A novel improvement method on tube-current

I need to strongly notify that existing most of telescopes may not have enough opportunity to obtain good images as the telescope's potential. This means, image of your telescope could be drastically improved by correct countermeasure described following against "tube current". The countermeasure may bring you amazing sharp & fine image with only A FEW DOLLARs investment.

The discovery showed a fact that prevention of thermal interaction in an optical tube itself makes big improvement of image disturbance. Surely, turbulent jet-stream at sky altitude affects imaging, that is definitely true, but its influence is not of all.


Jupiter image with the countermeasure
20cm/F5 with SR4 eyepiece, EOS60D DSLR
See a Jupiter's photo which was taken as my just second trial result of planetary photographing with the countermeasure for the thermal disturbance error (tube current). The picture itself looks not so fine unfortunately because I'm just a beginner of planetary imaging so that I have only poor skill of photographing. But, I can assert that planetary visual on that day was clearly greater than the picture, and it was the best planetary visual which I had never seen.
Actually, that night was not the best seeing condition but a very usual night, so that I could see jet-stream fluctuation caused by air motion on the Jupiter's visual, however I could confirm that the countermeasure succeeded to remove the tube current. Therefore, as a result showed that, Jupiter’s visual image was distorted by jet-stream (seeing) but was SHARP and FINE. I felt my telescope has got 1-2 grade upper resolution compared with before the countermeasure. So that I could enjoy viewing very detailed structures around GRS on the Jupiter.


OTA with silver sheet wrapping
See the picture of my telescope with the countermeasure, that is very simple. It is that just wrapping the optical tube with silver foil like a space satellite equipment. The foil would have thin in its thickness to obtain better performance of temperature adaptation to ambient atmosphere.
Therefore, “survival insulation sheet” may be the best solution for this, which takes only a few dollars.
The purpose of this sheet is to avoid radiative heat transfer which probably induces strong thermal disturbance in optical tubes.

MECHANISM - Why does your telescope bring distortion?

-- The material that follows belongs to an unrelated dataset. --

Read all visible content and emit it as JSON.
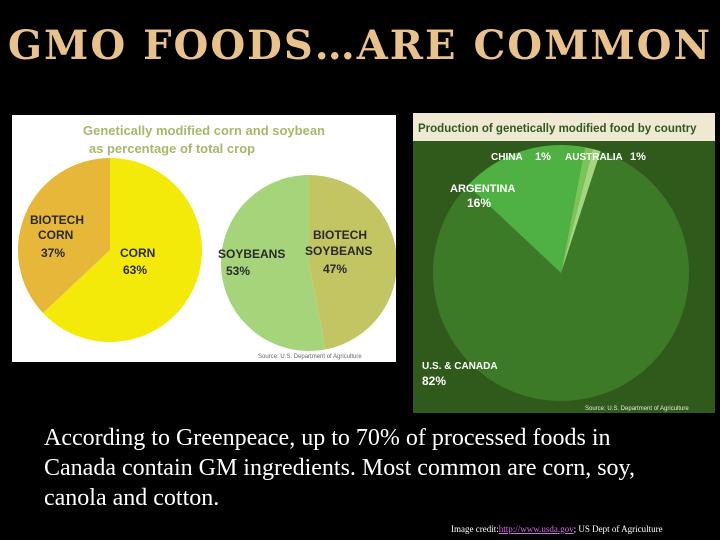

A very popular belief of thermal disturbance error is that it is induced by primary mirror which has warmer temperature than ambient air then induced convection flow makes the disturbance.
However my discovery is different. Surely, the heat from the primary mirror causes disturbance, but it is one of factors.
My point of view is radiative cooling effect on optical tube. According to a theory of heat radiation, heat going away to space can be calculated by Stephan-Boltzmann constant. I was awfully surprised by the calculated result of the radiative cooling, which said that over 200 watts(!!) energy was going away from my OTA to space would you believe! This means, it’s heat energy impact is same as putting 200W heater under my OTA. I cannot ignore this effect even though most of general theories on telescope optics ignored it. This effect may be larger than a effect induced by temperature gradient between mirror and air.
Therefore, describing usual case, an optical tube is cooled by radiation, then the tube cools air in it. This heat transfer induces convection flow with density fluctuation which means refractive index perturbation which brings image distortion.
This is a big problem, because 44% light of making image comes from outer thin ring area of main mirror with 1/8 of aperture width, in addition the ring contributes telescope’s resolution limit. In spite of this important principle, the outer ring area is disturbed by the 200W right radiative cooling induced air disturbance.

Therefore, the silver sheet has became one of my essential goods for planetary observation.